Oats benefit the cardiovascular, nervous, glandular, musculoskeletal, digestive/detoxification, and respiratory immune centers.
When you go “bowling” at breakfast, add oats. Used originally as medicinal food and originating in Asia as the red oat, oats have been cultivated for 2,000 years. The ancient Greeks were the first to eat oatmeal, which came to America in 1600 with the British immigrants-to-become-colonists. Oats support immunity; provide a stress-lowering amino acid (tryptophan) and a trace mineral for strong bones (manganese); and have more fiber for a healthy heart and colon than do blueberries or brown rice.
Best of all, you can eat them in a cookie or a muffin. And why wouldn’t you? Avena sativa (oats) in the bowl as cereal or in the hand as a cookie are a boon to all six immune centers.
Oats lower total cholesterol, protect artery walls, protect against hypertension, improve immune response to infection anywhere in the body, stabilize blood sugar, and offer protection against breast cancer.
Lowering of Cholesterol Levels. Oats, oat bran, and oatmeal, which unlike other grains retain their fiber and nutrients even after hulling, supply a cholesterol-lowering fiber called beta-glucan. Consuming a bowl, or 3 grams worth, of this fiber daily lowers total cholesterol by 8 to 23 percent. Since a 1 percent drop in total cholesterol correlates with a 2 percent drop in the risk for developing heart disease, this is a breakfast choice that matters. Other studies have shown that eating 20 grams of fiber or more daily can produce a 12 to 15 percent drop in coronary and cardiovascular disease. Similarly, in the almost twentyyear-long Physicians’ Health Study, participants who ate one bowl of whole-grain cereal (oat or another grain) showed a 29 percent lower risk for heart failure. Another blood lipid-lowering compound in oats, avenanthramides, prevents dangerous LDL cholesterol from oxidizing and becoming plaque on artery walls.

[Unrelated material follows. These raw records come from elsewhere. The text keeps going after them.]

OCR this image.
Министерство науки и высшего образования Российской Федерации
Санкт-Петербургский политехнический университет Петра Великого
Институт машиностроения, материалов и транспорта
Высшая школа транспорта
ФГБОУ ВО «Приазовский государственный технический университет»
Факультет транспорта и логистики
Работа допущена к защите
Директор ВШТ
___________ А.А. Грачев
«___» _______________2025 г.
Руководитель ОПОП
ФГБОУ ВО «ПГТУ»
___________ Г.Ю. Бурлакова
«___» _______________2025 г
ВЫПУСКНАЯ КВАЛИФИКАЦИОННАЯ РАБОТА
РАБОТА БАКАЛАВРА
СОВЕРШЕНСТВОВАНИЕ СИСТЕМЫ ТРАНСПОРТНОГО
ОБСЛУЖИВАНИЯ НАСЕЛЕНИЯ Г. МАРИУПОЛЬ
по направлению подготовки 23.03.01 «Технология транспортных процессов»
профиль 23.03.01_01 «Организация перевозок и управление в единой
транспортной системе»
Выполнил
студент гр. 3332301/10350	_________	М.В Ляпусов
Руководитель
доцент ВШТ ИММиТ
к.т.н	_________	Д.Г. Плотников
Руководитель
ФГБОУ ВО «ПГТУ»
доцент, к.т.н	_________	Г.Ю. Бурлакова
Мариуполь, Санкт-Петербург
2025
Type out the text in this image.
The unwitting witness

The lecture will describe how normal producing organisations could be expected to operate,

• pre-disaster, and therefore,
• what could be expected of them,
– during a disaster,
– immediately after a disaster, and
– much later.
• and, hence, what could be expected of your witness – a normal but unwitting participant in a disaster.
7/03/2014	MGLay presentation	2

Protection from Blood Sugar Spikes. Beta-glucan fiber helps stabilize blood sugar in people with diabetes and improves insulin sensitivity by lowering glycemic content and hiking vitamin E, magnesium, and fiber content.
Buying, Storing, and Preparing
- Store oats in an airtight container in a cool, dry place (oats are slightly more perishable than other grains).
- Skip oats if you have celiac disease and must avoid gluten.